Uniquely identify different versions of files using a systematic naming convention, such as using version numbers or dates.
Record changes made to a file when a new version is created.

Grey outlines of three document icons with Version 1, 1.1, 1.2 above, back background.

Here are various ways to implement version control, again taken directly from the above link:

The date recorded in the file name or within the file, for example, HealthTest-2008-04-06.
Version numbering in the file name, for example, HealthTest-00-02 or HealthTest_v2.
A file history, version control table or notes included within a file, where versions, dates, authors and details of changes to the file are recorded.
Version control facilities within the software used.
Using versioning software, e.g.
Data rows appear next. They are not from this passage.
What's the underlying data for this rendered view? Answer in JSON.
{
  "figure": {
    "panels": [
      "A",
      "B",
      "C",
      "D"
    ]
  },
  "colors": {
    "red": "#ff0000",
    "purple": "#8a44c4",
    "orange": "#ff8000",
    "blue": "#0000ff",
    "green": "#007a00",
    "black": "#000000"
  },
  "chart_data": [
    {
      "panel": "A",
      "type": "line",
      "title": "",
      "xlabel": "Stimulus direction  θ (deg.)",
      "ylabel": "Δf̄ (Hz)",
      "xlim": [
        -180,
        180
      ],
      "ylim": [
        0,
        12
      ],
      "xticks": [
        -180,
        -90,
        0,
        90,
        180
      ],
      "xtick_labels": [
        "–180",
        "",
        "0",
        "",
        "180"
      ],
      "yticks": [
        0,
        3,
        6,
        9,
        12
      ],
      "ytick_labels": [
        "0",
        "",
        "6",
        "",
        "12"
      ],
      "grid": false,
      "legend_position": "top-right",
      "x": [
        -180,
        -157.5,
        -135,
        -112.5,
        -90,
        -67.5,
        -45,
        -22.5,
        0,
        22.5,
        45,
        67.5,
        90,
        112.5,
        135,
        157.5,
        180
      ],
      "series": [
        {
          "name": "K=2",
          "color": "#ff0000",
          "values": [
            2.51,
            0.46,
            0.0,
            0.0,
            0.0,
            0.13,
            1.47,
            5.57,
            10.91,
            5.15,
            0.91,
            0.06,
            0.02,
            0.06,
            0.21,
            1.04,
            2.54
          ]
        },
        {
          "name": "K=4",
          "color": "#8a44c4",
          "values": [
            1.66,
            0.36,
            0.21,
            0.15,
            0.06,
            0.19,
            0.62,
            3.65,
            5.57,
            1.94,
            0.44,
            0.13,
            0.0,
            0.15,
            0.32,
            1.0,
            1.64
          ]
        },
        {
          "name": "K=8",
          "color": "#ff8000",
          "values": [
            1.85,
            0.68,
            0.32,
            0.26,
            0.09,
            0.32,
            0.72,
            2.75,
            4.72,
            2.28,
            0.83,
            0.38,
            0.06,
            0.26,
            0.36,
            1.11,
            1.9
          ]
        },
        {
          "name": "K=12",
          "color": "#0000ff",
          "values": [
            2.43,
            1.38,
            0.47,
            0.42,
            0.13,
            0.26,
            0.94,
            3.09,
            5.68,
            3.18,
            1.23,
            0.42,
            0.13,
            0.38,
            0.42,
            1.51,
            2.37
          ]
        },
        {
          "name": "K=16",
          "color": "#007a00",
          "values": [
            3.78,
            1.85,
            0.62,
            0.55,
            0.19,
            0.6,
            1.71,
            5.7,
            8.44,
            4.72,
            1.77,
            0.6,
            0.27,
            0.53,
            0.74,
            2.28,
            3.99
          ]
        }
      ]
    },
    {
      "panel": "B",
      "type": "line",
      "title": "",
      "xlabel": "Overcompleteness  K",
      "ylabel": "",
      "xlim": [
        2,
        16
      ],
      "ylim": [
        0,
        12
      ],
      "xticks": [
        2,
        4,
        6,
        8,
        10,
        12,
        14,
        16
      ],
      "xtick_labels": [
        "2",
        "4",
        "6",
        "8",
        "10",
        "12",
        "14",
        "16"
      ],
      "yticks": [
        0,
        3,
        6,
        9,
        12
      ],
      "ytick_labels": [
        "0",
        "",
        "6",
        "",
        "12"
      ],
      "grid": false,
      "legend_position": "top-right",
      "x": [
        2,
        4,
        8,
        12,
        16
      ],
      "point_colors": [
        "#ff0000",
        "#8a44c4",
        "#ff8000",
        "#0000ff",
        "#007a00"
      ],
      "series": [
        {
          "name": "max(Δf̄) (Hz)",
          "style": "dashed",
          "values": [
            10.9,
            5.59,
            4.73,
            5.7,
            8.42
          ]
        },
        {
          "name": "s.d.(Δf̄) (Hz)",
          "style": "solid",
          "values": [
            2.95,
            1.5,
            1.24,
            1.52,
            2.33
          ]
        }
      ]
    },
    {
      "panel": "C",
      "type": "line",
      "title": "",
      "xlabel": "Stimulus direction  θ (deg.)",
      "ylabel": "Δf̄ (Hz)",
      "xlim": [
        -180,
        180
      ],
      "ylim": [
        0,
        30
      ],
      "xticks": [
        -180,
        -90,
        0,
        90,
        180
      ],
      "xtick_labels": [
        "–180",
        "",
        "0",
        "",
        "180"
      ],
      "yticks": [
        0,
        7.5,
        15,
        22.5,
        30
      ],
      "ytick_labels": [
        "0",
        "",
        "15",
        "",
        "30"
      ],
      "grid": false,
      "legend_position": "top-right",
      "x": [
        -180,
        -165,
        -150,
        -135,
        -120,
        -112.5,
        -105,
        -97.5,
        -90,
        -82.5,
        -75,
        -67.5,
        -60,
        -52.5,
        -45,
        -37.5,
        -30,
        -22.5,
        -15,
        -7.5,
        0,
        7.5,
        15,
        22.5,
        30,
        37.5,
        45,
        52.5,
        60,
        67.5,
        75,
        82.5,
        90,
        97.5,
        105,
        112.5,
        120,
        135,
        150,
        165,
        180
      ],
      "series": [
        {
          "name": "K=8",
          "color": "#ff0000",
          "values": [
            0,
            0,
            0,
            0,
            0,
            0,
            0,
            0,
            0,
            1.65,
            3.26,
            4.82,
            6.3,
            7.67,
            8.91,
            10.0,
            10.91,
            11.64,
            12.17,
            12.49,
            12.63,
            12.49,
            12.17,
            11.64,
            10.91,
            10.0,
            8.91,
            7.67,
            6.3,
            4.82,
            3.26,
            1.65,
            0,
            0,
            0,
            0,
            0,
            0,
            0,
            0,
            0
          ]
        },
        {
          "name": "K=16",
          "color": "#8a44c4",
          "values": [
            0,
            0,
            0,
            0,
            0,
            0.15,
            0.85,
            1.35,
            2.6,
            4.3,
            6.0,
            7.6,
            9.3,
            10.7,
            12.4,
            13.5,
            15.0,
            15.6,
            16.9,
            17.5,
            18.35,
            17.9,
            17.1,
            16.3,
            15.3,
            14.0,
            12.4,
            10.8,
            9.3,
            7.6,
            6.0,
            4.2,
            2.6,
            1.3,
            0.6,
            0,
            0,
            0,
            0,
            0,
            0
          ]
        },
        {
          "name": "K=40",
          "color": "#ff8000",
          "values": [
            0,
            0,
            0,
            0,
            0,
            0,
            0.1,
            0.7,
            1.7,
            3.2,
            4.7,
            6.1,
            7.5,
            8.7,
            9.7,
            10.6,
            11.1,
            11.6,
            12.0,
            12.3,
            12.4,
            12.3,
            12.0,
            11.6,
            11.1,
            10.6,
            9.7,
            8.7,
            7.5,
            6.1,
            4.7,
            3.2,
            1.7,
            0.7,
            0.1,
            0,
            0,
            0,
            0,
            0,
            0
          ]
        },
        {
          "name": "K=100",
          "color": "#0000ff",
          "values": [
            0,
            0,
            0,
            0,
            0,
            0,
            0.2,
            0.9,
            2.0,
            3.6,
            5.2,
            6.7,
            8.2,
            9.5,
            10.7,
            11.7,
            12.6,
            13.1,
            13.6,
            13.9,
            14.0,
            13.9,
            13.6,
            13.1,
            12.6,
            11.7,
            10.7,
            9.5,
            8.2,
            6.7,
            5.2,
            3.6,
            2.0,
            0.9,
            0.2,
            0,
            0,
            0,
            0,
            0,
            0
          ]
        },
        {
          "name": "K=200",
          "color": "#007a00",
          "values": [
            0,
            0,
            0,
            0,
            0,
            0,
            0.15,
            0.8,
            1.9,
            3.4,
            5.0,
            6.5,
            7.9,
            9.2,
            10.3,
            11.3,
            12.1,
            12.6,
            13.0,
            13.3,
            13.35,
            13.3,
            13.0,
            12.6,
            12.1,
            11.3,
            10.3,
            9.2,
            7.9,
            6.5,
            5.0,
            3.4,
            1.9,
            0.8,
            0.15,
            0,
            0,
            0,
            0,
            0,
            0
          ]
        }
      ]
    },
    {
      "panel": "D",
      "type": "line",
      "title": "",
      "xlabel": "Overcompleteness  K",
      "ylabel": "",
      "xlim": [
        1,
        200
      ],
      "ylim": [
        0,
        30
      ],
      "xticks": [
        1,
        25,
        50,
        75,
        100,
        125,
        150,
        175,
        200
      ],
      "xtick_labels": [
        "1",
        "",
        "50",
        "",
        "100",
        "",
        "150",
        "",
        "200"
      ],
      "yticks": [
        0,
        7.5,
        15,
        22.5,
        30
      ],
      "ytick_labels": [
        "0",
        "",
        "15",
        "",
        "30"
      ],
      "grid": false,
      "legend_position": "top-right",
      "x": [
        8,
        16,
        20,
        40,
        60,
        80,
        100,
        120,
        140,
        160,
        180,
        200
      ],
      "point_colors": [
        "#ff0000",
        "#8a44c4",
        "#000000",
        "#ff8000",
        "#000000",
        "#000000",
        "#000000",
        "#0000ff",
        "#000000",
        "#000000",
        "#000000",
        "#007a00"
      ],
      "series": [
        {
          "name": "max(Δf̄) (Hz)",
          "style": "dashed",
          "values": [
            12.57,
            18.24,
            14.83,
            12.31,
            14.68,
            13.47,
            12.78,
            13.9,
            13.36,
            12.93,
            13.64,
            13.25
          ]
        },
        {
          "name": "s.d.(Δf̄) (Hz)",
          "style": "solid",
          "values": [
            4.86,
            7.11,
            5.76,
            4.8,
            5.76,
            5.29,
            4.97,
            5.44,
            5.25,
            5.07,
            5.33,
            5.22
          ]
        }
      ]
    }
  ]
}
Subversion.
Using file-sharing services, such as Dropbox or Google Docs.
Controlling rights to file-editing.
Manual merging of entries or edits by multiple users.

For visual examples of version control, please visit the UK Data Service’s website on versioning:

UK Data Service

Metadata describes and documents your research data and allows your work to be discovered, accessed and reused by the scholarly community. Proper documentation allows your research to be found through data repositories, library catalogues, archives and scholarly citations. It also allows finders to locate and understand the content of your research.

Below are some of the metadata elements that are included in research documentation:

Creator(s) or Principal investigator(s)
Description (a short abstract)
Funding agencies
Date/versions
Subject
Format
Unique persistent identifier (e.g. doi)

Aside from citations and file-level metadata, various disciplines and data repositories have developed and may require specific metadata standards. For example, DDI (Data Documentation Initiative) describes data in the field of humanities and social sciences:

Data Documentation Initiative (DDI)

If you are looking for a schema specific to your discipline, please consult UK Digital Curation Centre’s comprehensive list of disciplinary specific metadata standards:

Digital Curation Centre - Search by Discipline

A README file is a Plain Text (.txt) file that is used to provide information about the project. This can include locations of different datasets, software used to analyze data, research team members and their roles in the project, and definitions of technical terms. A README file also allows the contextualization of information and decisions long after a research project has ended.

In general, your README files should be written in a way that is readily understood by peers in your discipline. It is also preferable if your README file is machine readable. Below are couple of links from Cornell University and the University of British Columbia that are on creating README files.

Cornell University - Guide to writing "readme" style metadata
UBC - How do I create a README
Here is UBC's guide on writing a README file.

README Template from UBC
This is a README Template created by the University of British Columbia Library.

Storage and security are the foundations of good research data management; your research efforts will be wasted otherwise. Data stored on desktops, laptops and/or personal devices should be transferred to secure storage that is regularly backed up.

Follow the 3-2-1 Rule:

Save three copies of your data, on two different types of storage media, and keep one copy off-site.

Three document icons, storage media types (External Hard Drive, Cloud Storage, U F V server), U F V school outline with doc.